Yes, FDLE agents carry handguns – they're cops. Yes, the agents could have covered them with suit jackets, but who wears a suit jacket outside in a Florida summer?

Of course the FDLE isn't talking about the ongoing investigation; that's against the law.

The FDLE, according to commissioner Guy Tunnell, offered to share tape recordings of the interviews with Herbert when the case was closed, but Herbert said he wasn't interested. (Herbert also wasn't interested in repeated interview requests for this column.)

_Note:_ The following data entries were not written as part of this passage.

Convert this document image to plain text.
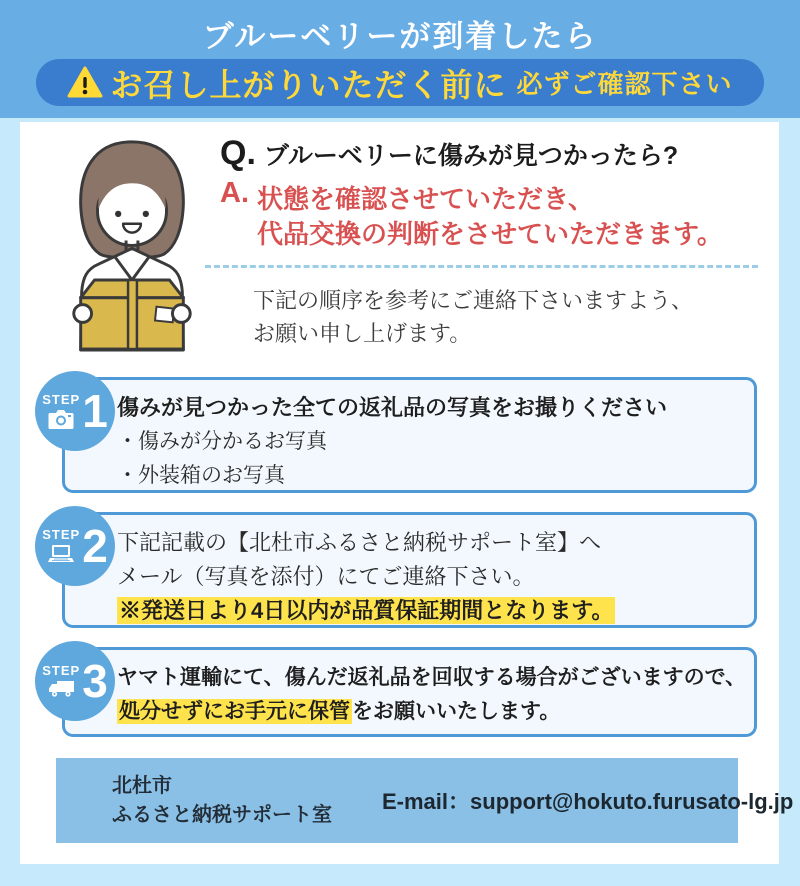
ブルーベリーが到着したら
お召し上がりいただく前に 必ずご確認下さい
Q. ブルーベリーに傷みが見つかったら?
A. 状態を確認させていただき、
代品交換の判断をさせていただきます。
下記の順序を参考にご連絡下さいますよう、
お願い申し上げます。
STEP 1 傷みが見つかった全ての返礼品の写真をお撮りください
・傷みが分かるお写真
・外装箱のお写真
STEP 2 下記記載の【北杜市ふるさと納税サポート室】へ
メール（写真を添付）にてご連絡下さい。
※発送日より4日以内が品質保証期間となります。
STEP 3 ヤマト運輸にて、傷んだ返礼品を回収する場合がございますので、
処分せずにお手元に保管をお願いいたします。
北杜市
ふるさと納税サポート室
E-mail：support@hokuto.furusato-lg.jp
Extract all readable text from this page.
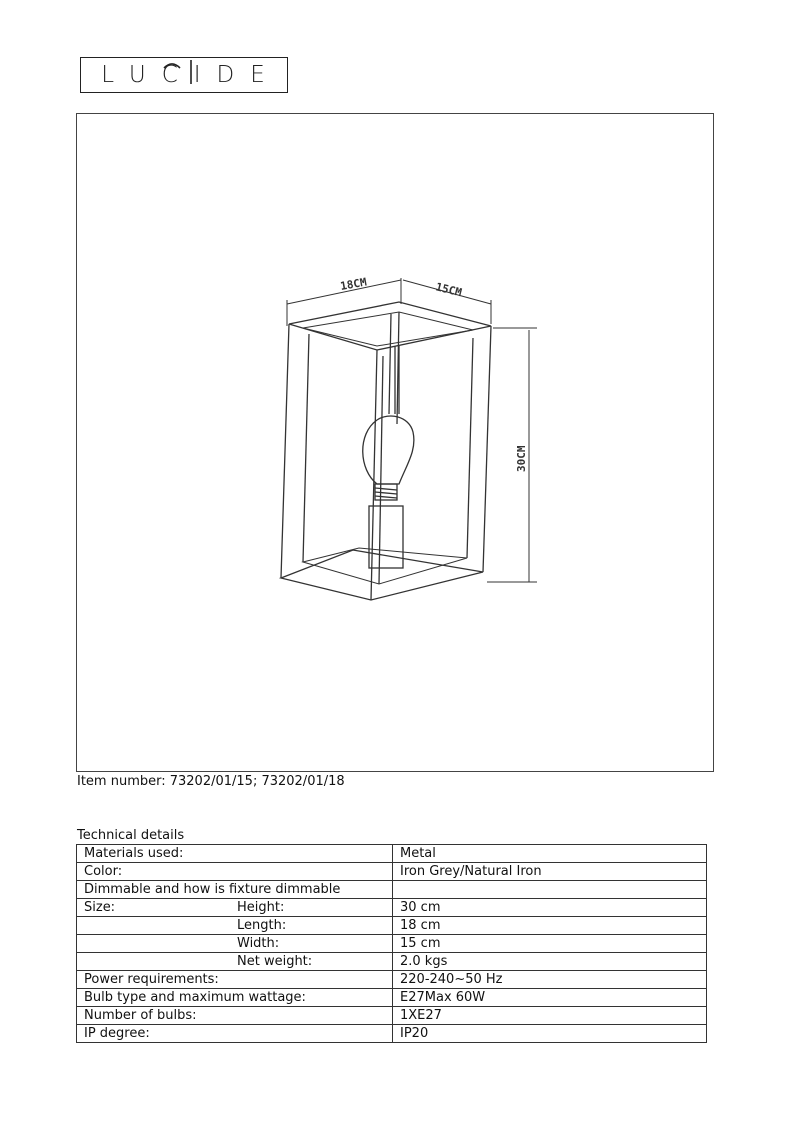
LUCIDE
18CM	15CM
30CM
Item number: 73202/01/15; 73202/01/18
Technical details
Materials used:	Metal
Color:	Iron Grey/Natural Iron
Dimmable and how is fixture dimmable	
Size: Height:	30 cm
Length:	18 cm
Width:	15 cm
Net weight:	2.0 kgs
Power requirements:	220-240~50 Hz
Bulb type and maximum wattage:	E27Max 60W
Number of bulbs:	1XE27
IP degree:	IP20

Is this really part of an effort to disenfranchise the black vote? No. Call Mulvaney – whose allegations kick-started the investigation – a sore loser, but as anyone who followed the campaign knows, he's hardly a GOP tool.

Then there's the fact that the allegations were initially referred to the FDLE by Orange-Osceola state attorney Lawson Lamar – a Democrat – whose office recently impaneled a grand jury to weigh the FDLE's evidence.

There may well be an effort in Florida to disenfranchise black voters, but this isn't part of it. There are faulty electronic voting machines that don't generate paper trails. There is a deeply flawed felon purge list that the state refused to reveal until forced, and only then did it come to light that – lo and behold – there was nary a Hispanic name on it. Blacks in this state lean Democrat, Hispanics lean Republican. The state scrapped the list.

Few would accuse this paper of pro-Bush leanings, but we have to say it: In this case the facts aren't as sexy as a story starring Florida as a backwoods swamp where the Bush boys send armed thugs to intimidate black voters. It may play in New York, but it's not true.